The United States national debt has passed a record $37 trillion five years sooner than it was expected as a result of the accelerating pace of borrowing during different administrations.
The US national debt soared past the record $37 trillion, the Treasury Department announced in its latest report issued on Tuesday which logs the nation’s daily finances.
In 2020, projections from the Congressional Budget Office (CBO) forecast that gross federal debt would not exceed $37 trillion until after the fiscal year of 2030.
However, the $37 trillion mark arrived five years earlier as deficits were attributed to the multi-year COVID-19 pandemic starting in 2020 that shut down much of the US economy, prompting the federal government to borrow heavily under then-President Donald Trump and former President Joe Biden to stabilize the national economy and support a recovery.
Economists say the government’s debt, which is largely set by legislative decisions on taxes and spending, poses a looming threat to the economy.
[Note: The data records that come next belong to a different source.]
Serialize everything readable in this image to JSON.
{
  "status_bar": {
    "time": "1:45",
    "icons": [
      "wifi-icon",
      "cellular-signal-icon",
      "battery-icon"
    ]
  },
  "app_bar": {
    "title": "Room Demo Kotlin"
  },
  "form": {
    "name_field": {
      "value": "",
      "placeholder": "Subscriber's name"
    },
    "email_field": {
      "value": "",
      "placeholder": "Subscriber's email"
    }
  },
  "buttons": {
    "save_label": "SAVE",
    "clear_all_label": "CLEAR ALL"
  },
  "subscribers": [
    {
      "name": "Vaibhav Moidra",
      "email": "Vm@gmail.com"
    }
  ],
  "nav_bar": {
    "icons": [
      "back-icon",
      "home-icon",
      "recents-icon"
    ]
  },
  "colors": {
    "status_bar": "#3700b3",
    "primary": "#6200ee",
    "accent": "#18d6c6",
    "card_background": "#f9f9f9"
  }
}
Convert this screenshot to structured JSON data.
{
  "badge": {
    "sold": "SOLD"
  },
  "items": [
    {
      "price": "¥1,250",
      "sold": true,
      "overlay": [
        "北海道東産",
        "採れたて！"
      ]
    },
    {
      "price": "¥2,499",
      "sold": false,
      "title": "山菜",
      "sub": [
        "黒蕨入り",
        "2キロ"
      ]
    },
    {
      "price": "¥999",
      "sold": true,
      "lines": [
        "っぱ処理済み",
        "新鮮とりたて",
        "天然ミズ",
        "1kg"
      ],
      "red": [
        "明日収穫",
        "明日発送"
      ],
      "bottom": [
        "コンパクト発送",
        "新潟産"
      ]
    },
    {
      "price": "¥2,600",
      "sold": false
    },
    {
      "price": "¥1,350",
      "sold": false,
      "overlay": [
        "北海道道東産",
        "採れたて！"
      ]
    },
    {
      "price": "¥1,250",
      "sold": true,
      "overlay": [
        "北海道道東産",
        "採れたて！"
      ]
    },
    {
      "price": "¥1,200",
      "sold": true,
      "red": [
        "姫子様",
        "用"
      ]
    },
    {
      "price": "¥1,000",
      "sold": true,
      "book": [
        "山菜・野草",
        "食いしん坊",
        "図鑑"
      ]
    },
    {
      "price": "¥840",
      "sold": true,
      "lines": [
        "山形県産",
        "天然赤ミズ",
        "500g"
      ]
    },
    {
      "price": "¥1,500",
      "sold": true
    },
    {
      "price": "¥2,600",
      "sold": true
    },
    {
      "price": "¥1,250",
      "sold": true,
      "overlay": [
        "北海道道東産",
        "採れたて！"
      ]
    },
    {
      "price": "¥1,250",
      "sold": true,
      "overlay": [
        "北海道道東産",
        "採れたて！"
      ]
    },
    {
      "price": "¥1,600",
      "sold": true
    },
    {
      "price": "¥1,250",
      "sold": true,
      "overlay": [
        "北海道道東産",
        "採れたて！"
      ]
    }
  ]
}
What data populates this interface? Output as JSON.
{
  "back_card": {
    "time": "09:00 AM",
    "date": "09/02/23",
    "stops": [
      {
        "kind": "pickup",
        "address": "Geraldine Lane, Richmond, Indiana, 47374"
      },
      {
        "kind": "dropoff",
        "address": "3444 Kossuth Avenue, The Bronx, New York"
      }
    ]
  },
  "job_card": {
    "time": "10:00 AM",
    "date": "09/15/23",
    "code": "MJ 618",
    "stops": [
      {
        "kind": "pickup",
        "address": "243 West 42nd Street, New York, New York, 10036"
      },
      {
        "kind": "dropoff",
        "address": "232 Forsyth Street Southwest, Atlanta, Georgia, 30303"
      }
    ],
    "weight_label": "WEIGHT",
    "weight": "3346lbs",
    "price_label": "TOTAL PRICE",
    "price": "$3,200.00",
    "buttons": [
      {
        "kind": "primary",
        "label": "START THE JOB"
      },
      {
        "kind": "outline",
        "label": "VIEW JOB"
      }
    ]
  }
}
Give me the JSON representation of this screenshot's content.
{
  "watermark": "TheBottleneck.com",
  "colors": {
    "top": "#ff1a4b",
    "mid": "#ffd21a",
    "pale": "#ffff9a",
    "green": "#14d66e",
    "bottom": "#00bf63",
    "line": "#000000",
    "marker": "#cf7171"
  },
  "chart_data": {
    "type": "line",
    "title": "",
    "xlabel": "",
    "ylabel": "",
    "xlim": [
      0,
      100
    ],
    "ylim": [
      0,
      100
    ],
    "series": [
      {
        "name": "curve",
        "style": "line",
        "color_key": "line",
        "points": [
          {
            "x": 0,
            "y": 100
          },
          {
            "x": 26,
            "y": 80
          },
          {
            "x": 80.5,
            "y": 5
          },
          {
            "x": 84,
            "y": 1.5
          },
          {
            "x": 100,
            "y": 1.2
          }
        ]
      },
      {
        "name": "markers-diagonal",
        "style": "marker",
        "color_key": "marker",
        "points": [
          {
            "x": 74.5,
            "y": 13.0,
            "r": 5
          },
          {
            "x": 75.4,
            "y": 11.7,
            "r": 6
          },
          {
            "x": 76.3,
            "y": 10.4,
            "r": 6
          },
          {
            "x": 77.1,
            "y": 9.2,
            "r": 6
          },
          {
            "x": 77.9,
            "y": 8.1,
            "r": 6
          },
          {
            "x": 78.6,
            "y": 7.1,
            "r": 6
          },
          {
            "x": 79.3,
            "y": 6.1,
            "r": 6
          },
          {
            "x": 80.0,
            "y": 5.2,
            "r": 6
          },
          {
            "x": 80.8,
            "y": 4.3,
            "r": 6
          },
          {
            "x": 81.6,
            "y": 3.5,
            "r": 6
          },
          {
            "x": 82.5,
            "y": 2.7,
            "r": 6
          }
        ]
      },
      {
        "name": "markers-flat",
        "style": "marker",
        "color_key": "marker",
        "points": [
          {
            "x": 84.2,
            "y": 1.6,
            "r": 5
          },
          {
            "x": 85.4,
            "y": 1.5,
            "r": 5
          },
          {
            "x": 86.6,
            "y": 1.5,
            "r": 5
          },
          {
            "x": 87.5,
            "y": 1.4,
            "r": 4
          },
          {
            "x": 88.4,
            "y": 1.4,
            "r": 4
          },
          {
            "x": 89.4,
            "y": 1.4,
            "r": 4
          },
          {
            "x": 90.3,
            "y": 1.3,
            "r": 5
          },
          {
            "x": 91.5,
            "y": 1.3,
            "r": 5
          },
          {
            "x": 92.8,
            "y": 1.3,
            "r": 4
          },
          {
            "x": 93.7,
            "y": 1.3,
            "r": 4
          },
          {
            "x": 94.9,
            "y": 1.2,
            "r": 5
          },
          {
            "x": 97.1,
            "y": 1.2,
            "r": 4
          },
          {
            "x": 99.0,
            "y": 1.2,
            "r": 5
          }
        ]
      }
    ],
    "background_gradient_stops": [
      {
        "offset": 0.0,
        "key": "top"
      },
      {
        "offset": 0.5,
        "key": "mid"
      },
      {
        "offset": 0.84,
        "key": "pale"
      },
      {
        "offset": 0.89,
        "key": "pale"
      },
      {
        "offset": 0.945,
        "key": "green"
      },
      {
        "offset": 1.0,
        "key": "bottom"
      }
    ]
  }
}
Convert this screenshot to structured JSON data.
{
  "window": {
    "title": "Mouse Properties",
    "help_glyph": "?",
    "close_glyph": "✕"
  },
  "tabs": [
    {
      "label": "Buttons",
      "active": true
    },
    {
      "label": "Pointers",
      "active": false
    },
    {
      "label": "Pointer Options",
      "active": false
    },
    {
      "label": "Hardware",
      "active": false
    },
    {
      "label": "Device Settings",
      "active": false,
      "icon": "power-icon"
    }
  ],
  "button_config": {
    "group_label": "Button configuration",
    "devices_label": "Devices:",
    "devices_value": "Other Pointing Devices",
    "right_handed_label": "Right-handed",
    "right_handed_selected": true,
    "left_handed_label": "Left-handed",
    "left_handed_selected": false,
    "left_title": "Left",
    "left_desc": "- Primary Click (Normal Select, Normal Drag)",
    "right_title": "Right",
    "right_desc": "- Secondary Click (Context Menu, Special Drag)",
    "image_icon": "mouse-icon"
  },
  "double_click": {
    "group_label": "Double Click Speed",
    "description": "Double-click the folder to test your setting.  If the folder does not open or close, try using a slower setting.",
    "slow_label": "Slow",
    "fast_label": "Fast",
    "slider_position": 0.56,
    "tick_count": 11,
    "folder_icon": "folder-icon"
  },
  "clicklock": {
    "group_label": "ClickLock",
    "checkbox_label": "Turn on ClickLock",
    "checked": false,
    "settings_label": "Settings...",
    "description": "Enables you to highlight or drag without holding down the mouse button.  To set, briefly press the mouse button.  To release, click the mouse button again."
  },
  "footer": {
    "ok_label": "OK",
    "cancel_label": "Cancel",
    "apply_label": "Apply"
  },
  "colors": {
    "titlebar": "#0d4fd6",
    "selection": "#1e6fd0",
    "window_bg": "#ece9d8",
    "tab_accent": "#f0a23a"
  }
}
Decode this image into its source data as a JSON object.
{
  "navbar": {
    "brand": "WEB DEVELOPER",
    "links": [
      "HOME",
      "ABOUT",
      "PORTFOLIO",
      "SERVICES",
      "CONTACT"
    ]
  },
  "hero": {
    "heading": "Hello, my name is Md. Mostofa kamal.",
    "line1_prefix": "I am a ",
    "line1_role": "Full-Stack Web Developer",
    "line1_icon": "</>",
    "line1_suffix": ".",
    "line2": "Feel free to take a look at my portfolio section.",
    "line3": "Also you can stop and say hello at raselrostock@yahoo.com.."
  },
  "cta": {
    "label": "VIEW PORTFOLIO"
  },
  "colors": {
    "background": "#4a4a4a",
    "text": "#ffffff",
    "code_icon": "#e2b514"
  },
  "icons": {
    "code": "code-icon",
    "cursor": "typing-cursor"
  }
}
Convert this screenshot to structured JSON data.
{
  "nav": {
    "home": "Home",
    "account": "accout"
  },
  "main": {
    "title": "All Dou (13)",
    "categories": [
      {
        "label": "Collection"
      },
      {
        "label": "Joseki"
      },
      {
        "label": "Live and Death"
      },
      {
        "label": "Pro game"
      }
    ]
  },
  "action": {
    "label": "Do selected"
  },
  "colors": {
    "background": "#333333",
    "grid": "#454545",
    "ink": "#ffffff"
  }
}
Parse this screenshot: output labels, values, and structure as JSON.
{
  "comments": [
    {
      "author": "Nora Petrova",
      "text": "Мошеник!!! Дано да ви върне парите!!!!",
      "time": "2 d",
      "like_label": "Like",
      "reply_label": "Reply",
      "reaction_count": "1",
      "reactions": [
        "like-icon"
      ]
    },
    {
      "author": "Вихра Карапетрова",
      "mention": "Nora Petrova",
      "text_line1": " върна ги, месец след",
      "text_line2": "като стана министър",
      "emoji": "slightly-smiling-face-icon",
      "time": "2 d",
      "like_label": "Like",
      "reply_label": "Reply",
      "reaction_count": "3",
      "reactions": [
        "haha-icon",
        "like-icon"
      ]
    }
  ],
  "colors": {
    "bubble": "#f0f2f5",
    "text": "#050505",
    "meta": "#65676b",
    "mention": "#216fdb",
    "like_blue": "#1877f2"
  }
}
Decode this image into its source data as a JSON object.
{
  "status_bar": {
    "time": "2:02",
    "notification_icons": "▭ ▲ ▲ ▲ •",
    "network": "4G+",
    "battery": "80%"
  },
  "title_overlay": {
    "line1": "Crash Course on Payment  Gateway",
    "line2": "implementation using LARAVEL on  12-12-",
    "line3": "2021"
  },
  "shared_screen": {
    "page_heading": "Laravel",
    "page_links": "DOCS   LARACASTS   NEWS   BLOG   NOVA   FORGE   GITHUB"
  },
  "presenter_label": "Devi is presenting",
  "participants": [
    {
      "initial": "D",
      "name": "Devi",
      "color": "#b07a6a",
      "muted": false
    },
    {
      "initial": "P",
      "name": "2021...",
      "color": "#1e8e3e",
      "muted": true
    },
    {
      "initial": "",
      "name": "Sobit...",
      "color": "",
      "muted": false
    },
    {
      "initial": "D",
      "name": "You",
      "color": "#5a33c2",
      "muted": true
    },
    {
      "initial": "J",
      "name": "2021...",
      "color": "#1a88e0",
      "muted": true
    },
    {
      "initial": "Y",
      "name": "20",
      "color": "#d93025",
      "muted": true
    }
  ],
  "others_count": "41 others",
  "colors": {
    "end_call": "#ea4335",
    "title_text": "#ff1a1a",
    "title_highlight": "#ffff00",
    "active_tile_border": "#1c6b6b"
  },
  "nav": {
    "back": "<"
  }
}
This comes as Trump’s “Big Beautiful Bill” signed into law this year looks set to ramp up the debt even further as it extends and enhances many tax cuts that he had initially codified back in 2017.
The bill “means that we’re going to borrow a lot over the course of 2026, we’re going to borrow a lot over the course of 2027, and it’s just going to keep going,” says Wendy Edelberg, a senior fellow in economic studies at the Brookings Institution.
The Joint Economic Committee expects another $1 trillion could be added in just 173 days at the current average daily pace of government spending.
Besides, the Government Accountability Office has outlined how sustained federal borrowing can filter through to households and businesses, leading to increased cost of living with Americans being forced to face higher prices in order to purchase food, houses and new cars.